Like Hines, many African Americans have experienced discrimination in school and work environments based on their natural hairstyles, but one bill is trying to change that.
A campaign founded by Dove and California state senator Holly J. Mitchell on April 22, 2019, pushes for passage of the CROWN Act (Creating a Respectful and Open World for Natural Hair).
It was begun "to ensure protection against discrimination based on race-based hairstyles, by extending statutory protection to hair texture and protective styles such as braids, locs, twists and knots in the workplace and public schools," according to the CROWN Act's website.
Under H.R. 5309, those who allege discrimination would be able to file a civil action.
Geraldine Nelson, president of Portage County's NAACP, said there has been a long history of discrimination based on appearance.
"Historically, African Americans or these characteristics that are associated with dark skin, curly hair, you know those socially have been characterized in the negative," Nelson explained. "And so, we're saying that that is unequal treatment."

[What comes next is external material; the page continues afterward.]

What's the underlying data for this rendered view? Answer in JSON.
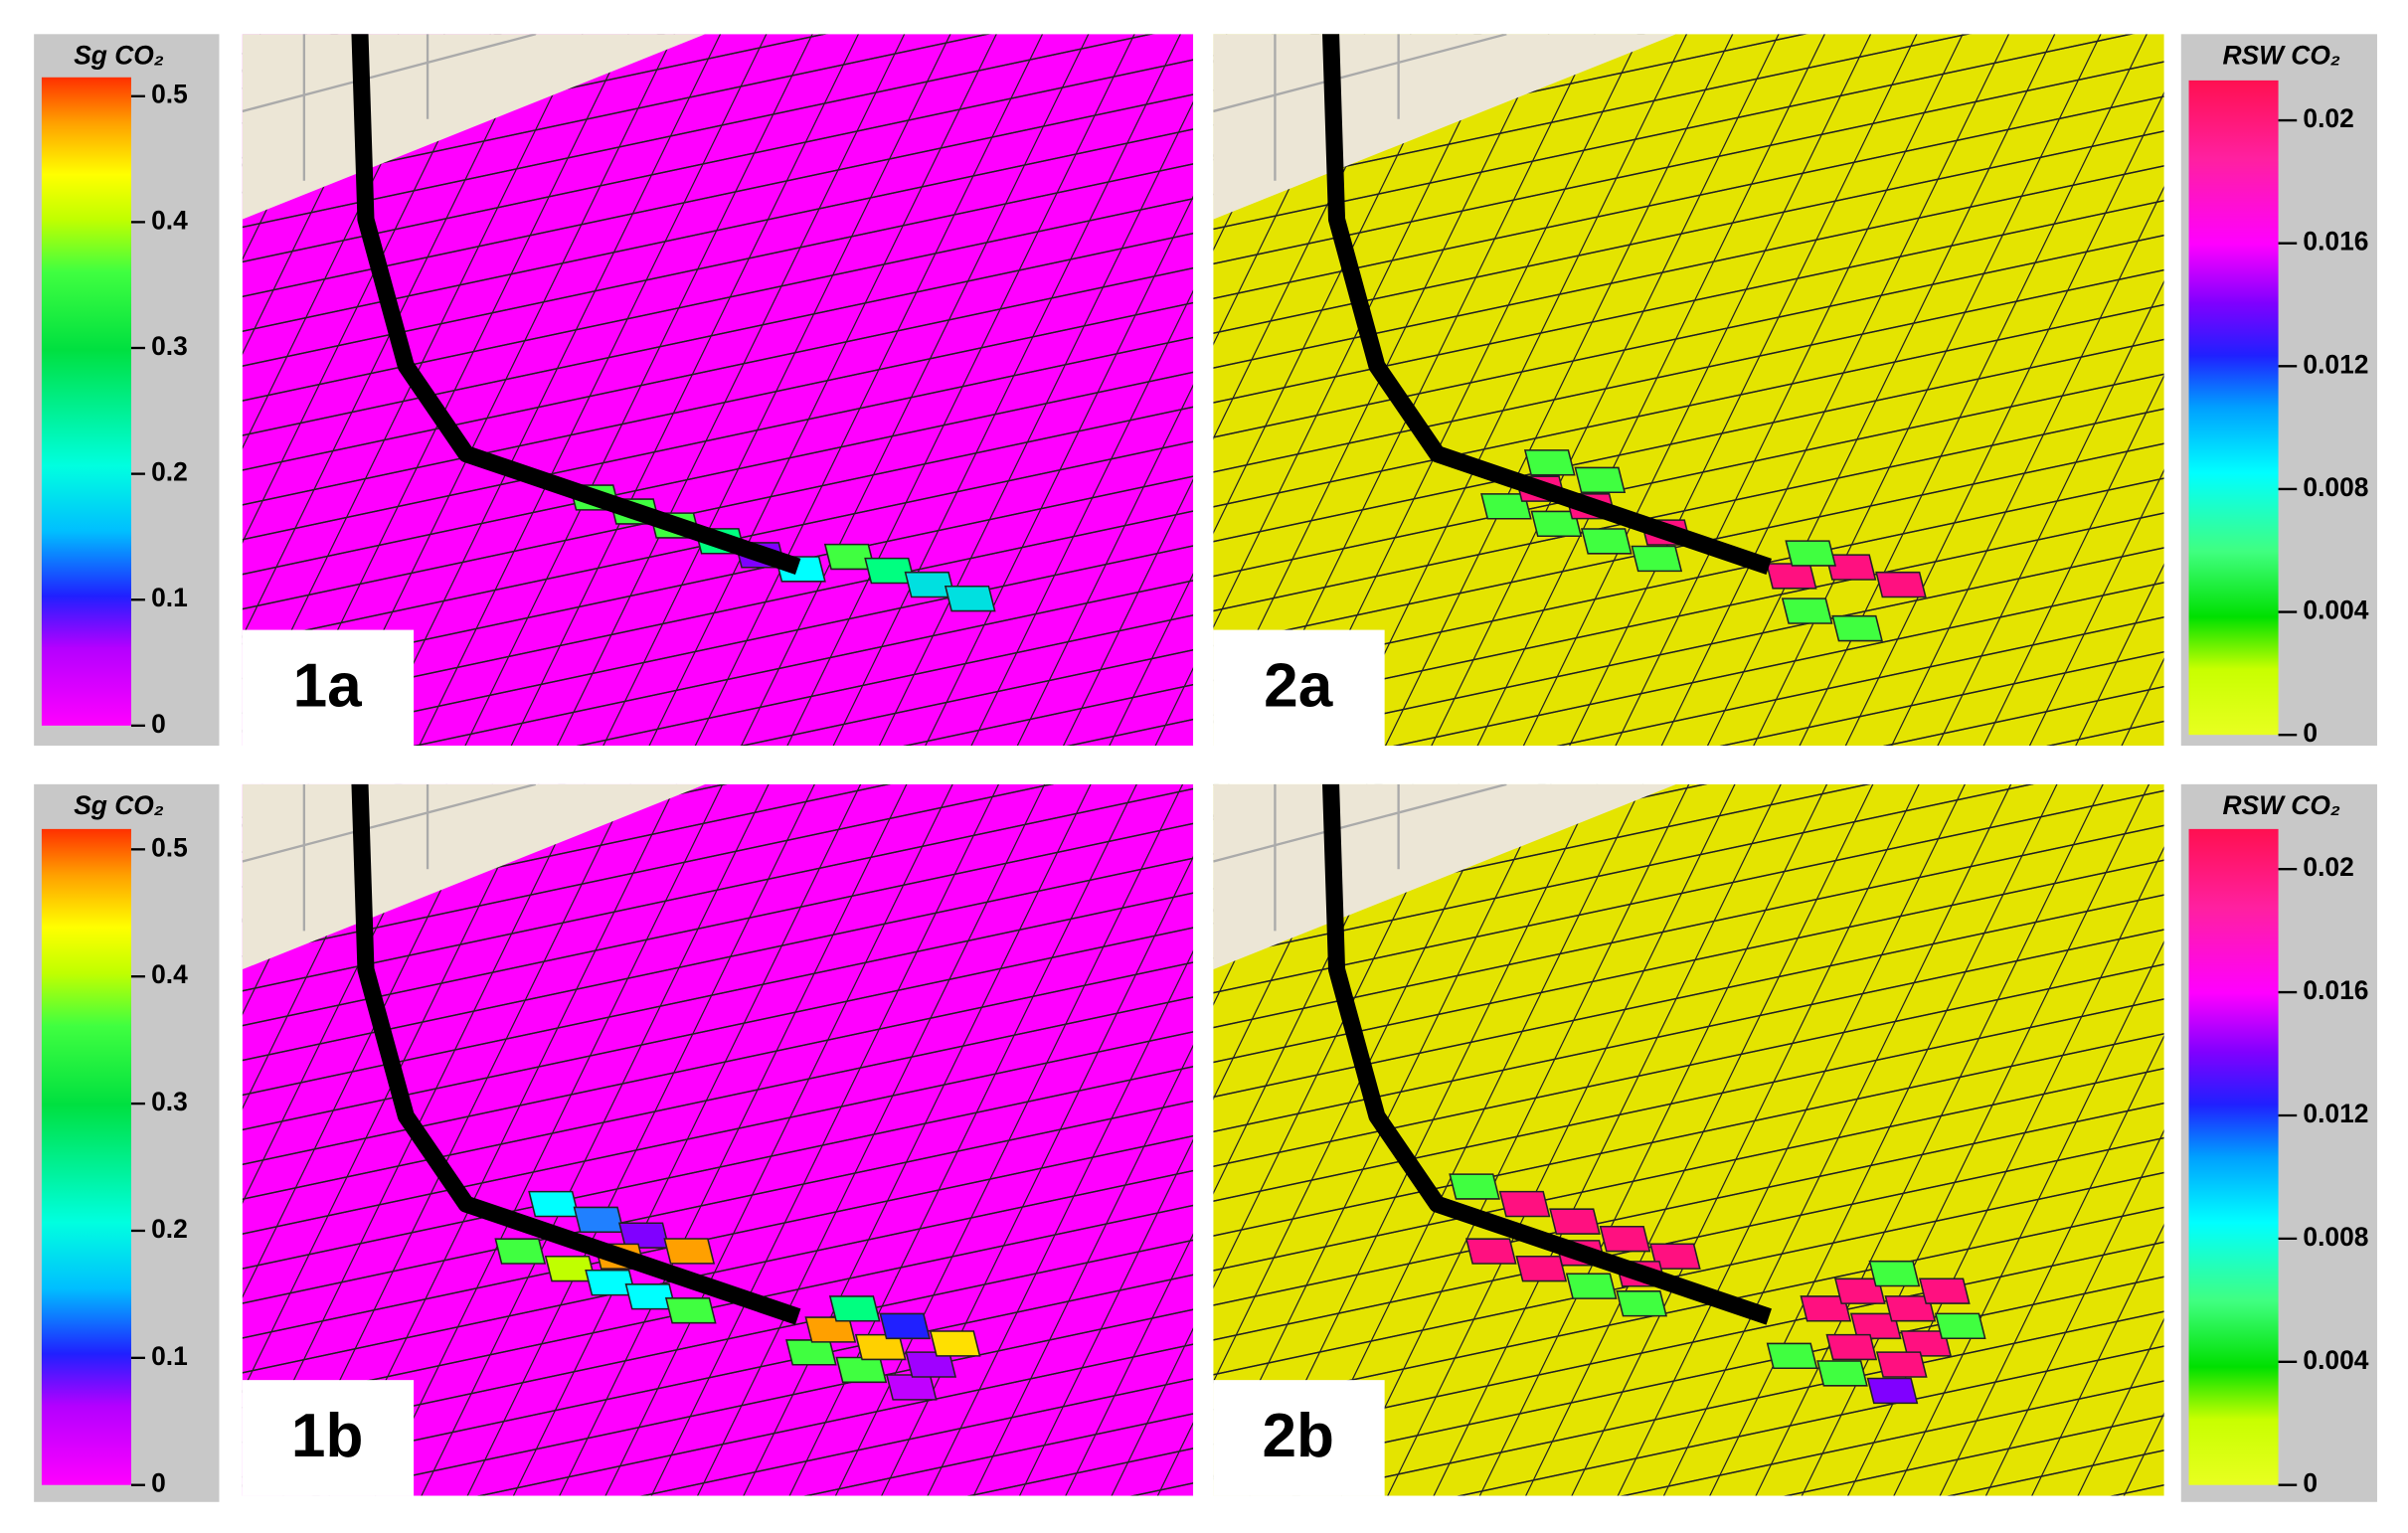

Within the last few years, there have been many reports of Black students, both male and female, being banned from graduation or attending school. The public outcry on the lack of diversity of students' pictures and hairstyles in one Georgia school resulted in the school taking down the pictures.
Seven states, including California, Washington and Colorado have all passed the CROWN Act, but 17 states, such as Oregon, Florida and West Virginia, were not successful passing it.
The CROWN Act passed in the U.S. House of Representatives on Sep. 21 but is still waiting to be approved by the U.S. Senate.
A local law was passed in Cincinnati as well.
Ohio representatives Juanita Brent, D-Cleveland, and Paula Hicks-Hudson, D-Toledo, both introduced the legislation in the state and understand the national need for the CROWN Act, too.
"It's important that people see themselves in government," Brent contended. "It's important that people know that discrimination is not okay and we're still not to the place where people are being accepted for what they bring to the table, instead of just what they look like when they come to the table."
Brent's career in politics began when she attended a candidates' night and learned that the majority of the candidates wanted to reduce funding for the local community center.
Learning the importance of fighting for her community was a catalyst and helps Brent stay motivated to stay in politics. The personal connection to her community has followed her in bringing forth bills.
"I'm a Black woman that lives here in America, who, socially, people tell you that you need to wear your hair straight, you need to look this way," Brent lamented. "And apparently for the most part, even right now, I wear braids and sometimes that's not always considered as the socially accepted appearance for when you're working."
In a 2019 study by Dove, Black women were found 30% more likely to receive a formal grooming policy in the workplace.
In that same report, when two images of a woman with a Caucasian background and an African American woman were shown with the same hairstyle, the white woman was rated 25% higher in "job readiness" than the Black woman.
The study showed the bias towards African Americans in workplaces and how conformity is introduced.
Nelson said the bill is not only important, but also long overdue. Her organization's Legal Defense and Organizational fund has also been involved in advocating to end hair discrimination for the Black community, including the 2020 incident of a Black Texan teen being banned, for his hairstyle, from walking across a stage.
Chelsea Johnson, a sociologist who studied the natural hair movement at USC, believes this bill is a much needed first step in protecting women of color, according to a Los Angeles Magazine article.
"These stigmas and associations (over a Black person's natural hair) have persisted through slavery, Jim Crow, and to the present day," Johnson said. "Associations between kinky hair and wildness, craziness, and dirtiness become barriers, especially for women of color working in professional and service sectors here in Los Angeles, across the country, and in many parts of the world with similar histories of colonization and slavery."